On Expressive Gesture: Introduction
How can a conductor learn to communicate more expressively with their gestures? The temptation when we first ask this question is to focus on what we’re doing with our hands, but I’m increasingly of the mind that these are a relatively small part of the process. Moreover, while we will certainly need to give attention to this part of it, if we start here, we won’t get any further.
This is the first of a series of posts looking in some detail at ways to increase the expressiveness of our conducting gestures. As the introduction, it will give an overview of the key elements, with subsequent articles exploring practical approaches we can take to develop each element.

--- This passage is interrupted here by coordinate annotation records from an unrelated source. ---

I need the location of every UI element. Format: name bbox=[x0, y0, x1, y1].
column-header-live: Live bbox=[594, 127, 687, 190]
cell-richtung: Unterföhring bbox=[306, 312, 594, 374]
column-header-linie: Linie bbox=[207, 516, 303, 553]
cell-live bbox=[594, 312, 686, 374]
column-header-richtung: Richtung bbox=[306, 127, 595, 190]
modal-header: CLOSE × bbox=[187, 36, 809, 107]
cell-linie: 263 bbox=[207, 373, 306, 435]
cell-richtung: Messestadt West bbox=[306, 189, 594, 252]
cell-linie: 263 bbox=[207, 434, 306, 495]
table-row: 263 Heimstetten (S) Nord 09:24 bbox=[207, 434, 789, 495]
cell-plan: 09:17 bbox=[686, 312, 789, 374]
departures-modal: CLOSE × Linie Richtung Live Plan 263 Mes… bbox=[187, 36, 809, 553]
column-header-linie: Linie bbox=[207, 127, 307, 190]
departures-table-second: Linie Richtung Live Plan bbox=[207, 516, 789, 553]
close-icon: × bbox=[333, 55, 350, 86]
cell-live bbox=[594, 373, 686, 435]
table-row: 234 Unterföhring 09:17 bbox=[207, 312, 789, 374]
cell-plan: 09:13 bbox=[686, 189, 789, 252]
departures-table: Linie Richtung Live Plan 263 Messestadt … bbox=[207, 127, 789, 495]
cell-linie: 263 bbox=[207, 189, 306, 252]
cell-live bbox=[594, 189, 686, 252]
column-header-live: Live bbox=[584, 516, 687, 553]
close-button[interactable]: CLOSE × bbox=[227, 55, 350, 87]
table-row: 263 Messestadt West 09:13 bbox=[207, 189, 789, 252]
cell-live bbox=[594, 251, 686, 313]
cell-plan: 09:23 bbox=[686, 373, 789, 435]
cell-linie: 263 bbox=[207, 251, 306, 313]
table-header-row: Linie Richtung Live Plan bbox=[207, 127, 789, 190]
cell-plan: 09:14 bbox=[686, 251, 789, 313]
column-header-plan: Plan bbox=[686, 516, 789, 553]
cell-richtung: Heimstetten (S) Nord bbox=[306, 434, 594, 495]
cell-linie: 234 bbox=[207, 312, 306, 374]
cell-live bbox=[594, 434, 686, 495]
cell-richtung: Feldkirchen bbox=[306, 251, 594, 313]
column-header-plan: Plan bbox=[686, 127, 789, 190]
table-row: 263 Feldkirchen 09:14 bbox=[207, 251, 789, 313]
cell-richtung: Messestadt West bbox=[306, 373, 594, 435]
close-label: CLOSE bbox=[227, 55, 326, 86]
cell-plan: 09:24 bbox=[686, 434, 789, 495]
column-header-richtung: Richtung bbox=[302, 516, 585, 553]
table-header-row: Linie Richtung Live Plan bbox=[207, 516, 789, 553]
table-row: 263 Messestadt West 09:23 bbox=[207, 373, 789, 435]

I will try to avoid digging too far into the theoretical background that underlies the practical suggestions. Much as I enjoy a good bit of theorising - not least because my idea of a good theory is one which helps you operate better in the real world - that’s not my primary purpose here. But if at any point in this series, you find yourself thinking, ‘But, why?’, then you may find that Part 3 of my book on choral conducting, and particularly Chapter 10, helpful.
So, an observation that serves as a useful starting-point:
Those conductors who have more nuanced and varied gestural vocabularies also have more interesting, vivid and metaphorical ways of talking about music. Those conductors who stick to concrete operations (“sing loud here”) or simplistic modes of expression (“is this happy music or sad music?”) tend to display blockier and less varied gestures.
What is in our minds, that is, shows in our hands. So the fundamental prerequisite to develop expressive gesture is to develop the musical imagination. This insight is what underlies the not entirely helpful but also not entirely misguided British tradition of regarding musicianship as the primary focus of the conductor, to which actual stick technique is a minor adjunct.
Anyone who has seen (or indeed been) a good musician with no background in conducting technique as they learn their craft on the job, though, will recognise that how we embody that imagination also makes a difference. We need to connect up our feeling for musical shape with our physical being in ways that are coherent with the norms of the musical tradition we are working in if our internal soundscape is to be accessible to the ensembles we work with.
Whilst I would argue that the imagination is the place to start, in both a logical and chronological sense, it is not all a one-way process; as thought generates gesture, gesture can facilitate thought. Part of learning how to feel in the inner shape of music is learning how to inhabit it, and learning how to feel the music more deeply and richly is a physical as well as cognitive process.
The third corner of this golden triangle is hearing. You can connect your imagination to your gestures, but if these are not also connected to the real-time sounds coming from your ensemble, you are not communicating with them, you are merely having a musical experience in front of them, It is your trip; they are not involved. They may quite happily sing along with that experience, but unless the conductor makes room for them in their consciousness as active participants in the musical flow, the coordination will be at best generalised and approximate.
So that is our triumvirate of expressive gesture: imagination, embodiment and hearing. We will look at them in that order as that is the sequence you work on them when preparing music to rehearse. Inner hearing shapes gesture as you study the music at home, gesture then shapes the sound you hear in rehearsal. But they are also simultaneous. As you conduct, you gestures are suspended between - shaped by and shaping - the imagined world of your prepared interpretation and the experienced world of how the music emerges from real people in real time.